By MIKE GLOVER
AP Political Writer
DES MOINES, Iowa (AP) -- Democrats broadened their assault on Republican legislative campaign tactics Tuesday, accusing the GOP of "outright lies" in a series of local elections scattered around the state.
"It goes beyond negative campaigning to untruths and outright lies," House Democratic Leader Pat Murphy of Dubuque said at a Statehouse news conference.
The issue first surfaced last week, when Republican challenger Kevin Wiskus announced he was leaving the GOP because of "vile" attacks launched by the state GOP against Democratic Rep. Kurt Swaim of Bloomfield.

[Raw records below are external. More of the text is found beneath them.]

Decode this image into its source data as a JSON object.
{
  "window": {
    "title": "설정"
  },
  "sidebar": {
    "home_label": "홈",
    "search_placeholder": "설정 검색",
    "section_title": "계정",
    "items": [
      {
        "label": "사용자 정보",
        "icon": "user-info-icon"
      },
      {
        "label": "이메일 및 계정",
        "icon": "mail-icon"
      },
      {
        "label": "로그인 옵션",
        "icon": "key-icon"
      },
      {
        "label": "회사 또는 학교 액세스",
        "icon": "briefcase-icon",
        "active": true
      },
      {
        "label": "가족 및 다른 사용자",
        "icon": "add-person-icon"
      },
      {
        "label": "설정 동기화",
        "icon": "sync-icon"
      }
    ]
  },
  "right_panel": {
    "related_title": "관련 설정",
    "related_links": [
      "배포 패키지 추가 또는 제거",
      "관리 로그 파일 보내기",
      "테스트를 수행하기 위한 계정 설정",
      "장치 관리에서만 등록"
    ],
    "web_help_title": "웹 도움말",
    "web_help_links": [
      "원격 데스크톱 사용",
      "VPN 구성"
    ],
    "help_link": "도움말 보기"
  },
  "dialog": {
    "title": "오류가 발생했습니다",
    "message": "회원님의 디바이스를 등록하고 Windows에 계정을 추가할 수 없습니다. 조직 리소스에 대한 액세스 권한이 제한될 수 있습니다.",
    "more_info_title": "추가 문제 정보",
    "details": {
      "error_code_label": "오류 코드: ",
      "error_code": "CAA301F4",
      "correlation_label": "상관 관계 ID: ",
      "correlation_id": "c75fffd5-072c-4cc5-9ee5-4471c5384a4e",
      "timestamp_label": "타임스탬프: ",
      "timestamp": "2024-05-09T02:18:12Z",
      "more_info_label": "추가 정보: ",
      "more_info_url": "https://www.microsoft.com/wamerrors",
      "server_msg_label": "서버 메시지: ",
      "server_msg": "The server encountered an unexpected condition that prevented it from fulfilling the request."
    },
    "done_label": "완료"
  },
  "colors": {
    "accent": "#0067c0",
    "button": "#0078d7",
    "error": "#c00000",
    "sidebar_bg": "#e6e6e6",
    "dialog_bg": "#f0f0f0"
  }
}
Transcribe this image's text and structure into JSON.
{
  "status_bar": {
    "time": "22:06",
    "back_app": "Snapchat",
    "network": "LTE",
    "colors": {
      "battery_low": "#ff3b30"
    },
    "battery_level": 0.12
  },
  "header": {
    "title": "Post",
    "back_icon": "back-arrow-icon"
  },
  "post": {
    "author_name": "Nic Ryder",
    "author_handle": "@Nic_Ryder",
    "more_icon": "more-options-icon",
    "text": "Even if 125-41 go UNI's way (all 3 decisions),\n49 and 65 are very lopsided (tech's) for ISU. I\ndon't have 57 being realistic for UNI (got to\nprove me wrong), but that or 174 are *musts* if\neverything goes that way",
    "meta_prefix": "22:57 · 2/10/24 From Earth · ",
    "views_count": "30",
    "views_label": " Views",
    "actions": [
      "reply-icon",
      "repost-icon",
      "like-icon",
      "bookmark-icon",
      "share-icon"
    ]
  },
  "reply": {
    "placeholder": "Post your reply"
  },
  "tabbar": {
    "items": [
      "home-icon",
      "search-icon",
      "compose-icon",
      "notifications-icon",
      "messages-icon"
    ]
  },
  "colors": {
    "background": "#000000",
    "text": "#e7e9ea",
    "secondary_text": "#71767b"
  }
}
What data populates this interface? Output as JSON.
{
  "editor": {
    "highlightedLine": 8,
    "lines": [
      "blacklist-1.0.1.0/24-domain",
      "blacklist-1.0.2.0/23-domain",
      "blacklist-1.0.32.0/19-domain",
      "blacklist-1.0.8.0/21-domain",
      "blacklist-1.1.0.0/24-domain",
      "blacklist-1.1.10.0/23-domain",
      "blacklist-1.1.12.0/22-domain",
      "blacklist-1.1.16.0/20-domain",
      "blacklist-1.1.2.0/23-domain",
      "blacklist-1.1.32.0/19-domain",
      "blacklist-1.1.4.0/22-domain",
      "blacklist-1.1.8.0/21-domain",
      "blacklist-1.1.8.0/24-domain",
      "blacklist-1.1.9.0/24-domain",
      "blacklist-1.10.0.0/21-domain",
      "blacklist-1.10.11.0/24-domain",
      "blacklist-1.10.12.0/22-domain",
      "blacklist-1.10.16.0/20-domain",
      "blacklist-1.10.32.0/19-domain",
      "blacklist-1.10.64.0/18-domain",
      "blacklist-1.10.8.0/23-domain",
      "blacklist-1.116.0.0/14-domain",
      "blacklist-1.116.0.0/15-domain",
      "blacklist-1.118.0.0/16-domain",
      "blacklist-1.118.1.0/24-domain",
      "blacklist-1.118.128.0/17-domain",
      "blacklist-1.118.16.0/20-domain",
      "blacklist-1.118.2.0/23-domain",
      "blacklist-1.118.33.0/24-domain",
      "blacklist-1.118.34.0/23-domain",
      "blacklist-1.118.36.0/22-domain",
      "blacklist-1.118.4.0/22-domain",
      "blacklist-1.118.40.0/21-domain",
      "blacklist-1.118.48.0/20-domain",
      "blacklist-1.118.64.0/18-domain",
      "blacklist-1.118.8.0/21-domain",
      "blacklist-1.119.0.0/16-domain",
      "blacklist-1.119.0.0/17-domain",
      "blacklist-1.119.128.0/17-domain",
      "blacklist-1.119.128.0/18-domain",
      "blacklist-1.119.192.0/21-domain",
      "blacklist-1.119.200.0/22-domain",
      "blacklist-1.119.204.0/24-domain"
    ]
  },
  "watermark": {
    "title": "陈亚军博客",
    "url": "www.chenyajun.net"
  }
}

At his news conference, Murphy pointed to mailings opposing Rep. Dawn Pettingill, D-Mount Auburn, and Rep. Bob Kressig, D-Cedar Falls, accusing them of voting for legislation before they were actually elected to the Legislature. That mailing came from a GOP-leaning group based in Washington, Murphy said.
"They have set a new low and broken the public trust by sending out campaign mailings with distortions and outright lies," said Murphy. "I am deeply disappointed that Republicans have made Iowa into ground zero for their national smear and distract strategy."
House Speaker Chris Rants, R-Sioux City, rejected the complaint, arguing the mailings they are complaining about look very similar to ones Democrats used in 2004.
"It's actually hypocritical for Pat Murphy to criticize the mail piece against Kurt Swaim," said Rants. "Democrats like to dish it out. I'm not sure they can take it."
Murphy argued that the level of attack politics going on in legislative races is unprecedented.
"While the campaign season usually doesn't start until October, Republicans started with anonymous phone calls last spring and have now resorted to making things up," Murphy said.
The arguments underscore the intensity of the campaigning going on in the state, in part due to a narrowly divided Legislature. The Senate is dead even at 25-25, while Republicans control the House on a 51-49 margin.
Murphy argued that Republicans are increasingly nervous in House races because Democrats have fielded 47 incumbents running for another term, while Republicans only have 42 incumbents running again.
Rants said he can't control attacks launched by independent groups, because the law forbids them from sharing their tactics with him.
"I have no idea what they're doing," said Rants.
Murphy rejected that argument.
"They have to take accountability for what's put out on their behalf," said Murphy. "Candidates can't sit there and use that as an excuse."
Murphy said Democrats will end up gaining from the attacks, because they are turning off voters.
"The backlash from these negative attacks has been tremendous for our Democratic candidates," said Murphy. "There has been an outpouring of support from Iowans tired of personal attacks."